Six Dead In Blasts In Iraqi Capital Amid Deadly Protests
Six people were killed in near-simultaneous blasts across Iraq’s capital late Tuesday, medics and a security source said, amid deadly anti-government protests that have rocked Baghdad and the Shiite-majority south for weeks.
There was no immediate claim of responsibility for the three explosions, which were the first such violence in the capital after months of relative calm.
The blasts were caused by two explosives-laden motorcycles and a roadside bomb and hit three Shiite neighbourhoods of Baghdad, according to medical and security sources.
Around a dozen people were wounded and taken to Baghdad hospitals already treating scores of demonstrators hurt earlier in the day in protests.
Rallies demanding deep-rooted regime change erupted in early October across Baghdad and southern Iraq, leaving more than 350 people dead and around 15,000 wounded.
In the Shiite holy city of Karbala on Tuesday, one person was killed as protests escalated into chaotic “clashes” with security forces, a medical source told AFP.
There were no immediate details about the victim’s identity or cause of death, but the medic said the toll was likely to rise further.
AFP’s correspondent saw riot police fire live rounds both into the air and directly at crowds of teenage protesters with at least one demonstrator suffering a bullet wound to the head.
In one face-off under a bridge, teenagers threw rocks at riot police trucks, bursting into song when the vehicles screeched away.
Clashes also erupted in Baghdad, where security forces fired rubber bullets and tear gas to keep demonstrators away from Al-Ahrar bridge, which leads to government buildings on the west bank of the river Tigris.
One protester died after being shot by a rubber bullet and 18 were wounded, a medical source said.
A body bearing a rubber bullet wound was also found underneath Al-Ahrar on Tuesday, but it was unclear when the person had died, the medic said.
‘No family, no home’
The historic districts near Al-Ahrar have morphed into arenas for daily street battles.
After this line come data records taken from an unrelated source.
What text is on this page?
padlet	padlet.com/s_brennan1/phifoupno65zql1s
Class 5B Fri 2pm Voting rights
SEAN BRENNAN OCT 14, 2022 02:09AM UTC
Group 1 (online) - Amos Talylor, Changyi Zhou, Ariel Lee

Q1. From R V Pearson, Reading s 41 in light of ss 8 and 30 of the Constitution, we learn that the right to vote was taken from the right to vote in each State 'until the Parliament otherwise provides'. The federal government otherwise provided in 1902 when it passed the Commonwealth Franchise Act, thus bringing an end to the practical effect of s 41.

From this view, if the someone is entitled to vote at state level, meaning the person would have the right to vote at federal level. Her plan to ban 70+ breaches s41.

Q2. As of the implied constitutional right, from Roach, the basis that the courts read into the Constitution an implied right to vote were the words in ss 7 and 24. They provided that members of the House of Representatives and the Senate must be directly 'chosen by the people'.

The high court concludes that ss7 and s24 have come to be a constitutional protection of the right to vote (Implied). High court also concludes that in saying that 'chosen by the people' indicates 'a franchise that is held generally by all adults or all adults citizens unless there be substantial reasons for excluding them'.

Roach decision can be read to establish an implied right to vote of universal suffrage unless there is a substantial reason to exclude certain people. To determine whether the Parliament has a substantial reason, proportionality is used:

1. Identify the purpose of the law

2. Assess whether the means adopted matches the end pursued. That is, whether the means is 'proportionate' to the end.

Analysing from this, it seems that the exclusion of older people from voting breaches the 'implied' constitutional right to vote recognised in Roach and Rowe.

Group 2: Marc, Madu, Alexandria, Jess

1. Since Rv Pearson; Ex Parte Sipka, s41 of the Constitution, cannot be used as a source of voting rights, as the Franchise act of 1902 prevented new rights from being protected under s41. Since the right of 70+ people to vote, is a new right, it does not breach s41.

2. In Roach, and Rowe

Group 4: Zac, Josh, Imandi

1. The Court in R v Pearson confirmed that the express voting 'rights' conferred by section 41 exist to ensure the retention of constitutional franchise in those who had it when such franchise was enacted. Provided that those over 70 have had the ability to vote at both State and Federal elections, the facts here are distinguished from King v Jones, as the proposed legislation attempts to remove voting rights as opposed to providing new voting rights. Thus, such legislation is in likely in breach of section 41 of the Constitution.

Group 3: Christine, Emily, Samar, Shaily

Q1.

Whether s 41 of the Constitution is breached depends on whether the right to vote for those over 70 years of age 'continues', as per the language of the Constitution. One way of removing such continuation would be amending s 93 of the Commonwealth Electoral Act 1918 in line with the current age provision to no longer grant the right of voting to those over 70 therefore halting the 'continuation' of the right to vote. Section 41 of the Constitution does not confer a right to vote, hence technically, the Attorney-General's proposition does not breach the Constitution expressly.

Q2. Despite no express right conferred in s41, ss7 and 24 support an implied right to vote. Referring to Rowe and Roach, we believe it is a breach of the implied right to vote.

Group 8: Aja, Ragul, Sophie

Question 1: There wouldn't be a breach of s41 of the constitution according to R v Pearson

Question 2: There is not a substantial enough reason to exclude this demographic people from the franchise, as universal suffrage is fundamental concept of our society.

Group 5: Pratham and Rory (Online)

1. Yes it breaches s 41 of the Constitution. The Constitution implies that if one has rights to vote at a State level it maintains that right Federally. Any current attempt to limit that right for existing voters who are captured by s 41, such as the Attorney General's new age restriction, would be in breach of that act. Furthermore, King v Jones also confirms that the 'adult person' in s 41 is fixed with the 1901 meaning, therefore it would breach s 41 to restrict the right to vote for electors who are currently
Demonstrators — mostly teenagers who have been there for days or weeks — throw rocks from behind makeshift barricades at security forces firing tear gas, rubber bullets, live rounds and even machinegun fire.
“We won’t leave unless it’s in coffins,” one protester told AFP.
“Either way, I’ve got no job, no money, so whether I stay here or go home, it’s all the same,” said another.
An Iraqi tricolour tied around his shoulders, he went on bitterly: “I’ll never be able to get married without work or a salary, so I’ve got no family and no home anyway.”
Smoke bombs exploded all around the protesters, filling the colonnaded streets with puffs of orange, green and purple.
In the south, protesters burned tyres along highways outside the city of Diwaniyah, blockading bridges and one of the province’s three power stations.
In the city itself, massive crowds marched through the streets, tearing down posters of politicians and beating them with shoes to insult them.
“It’s been two months, we’re sick of your promises,” they chanted.
Schools and public buildings have been shut in Diwaniyah for the past month by strikes and road closures, but skirmishes with riot police have been rare.
In nearby Hillah, usually peaceful sit-ins took a violent turn overnight when security forces fired tear gas grenades at protesters, wounding around 60, medics said.
Demonstrators and security forces in Karbala lobbed Molotov cocktails at each another.
Night-time skirmishes have become routine in the city.
Glimpses of looming crisis
In Dhi Qar, arterial routes linking key cities and the three oilfields of Garraf, Nasiriyah and Subba were shut.
Clashes with police guarding the fields wounded 13 officers.
Together, the three oilfields produce around 200,000 of Iraq’s roughly 3.6 million barrels a day.
Iraq is ranked OPEC’s second-biggest crude producer and, according to Transparency International, the world’s 12th most corrupt country.
The turmoil since the start of October has not significantly impacted oil production or exports, which fund virtually the entire state budget.
Iraq’s cabinet is currently discussing the 2020 budget before it is submitted to parliament, and government sources say it is expected to be one of the largest yet.
That is mostly because of the enormous public sector, which has ballooned in recent years as the government has hired tens of thousands of new graduates in a country with a severely under-developed private sector.
But experts say that model is unsustainable for a country of nearly 40 million people, set to grow by another 10 million in the next decade.
Public anger over a lack of jobs fuelled the latest grassroots protests, Iraq’s most widespread and deadly in decades.
One in five people lives below the poverty line and youth unemployment hovers at a staggering 25 percent, the World Bank says.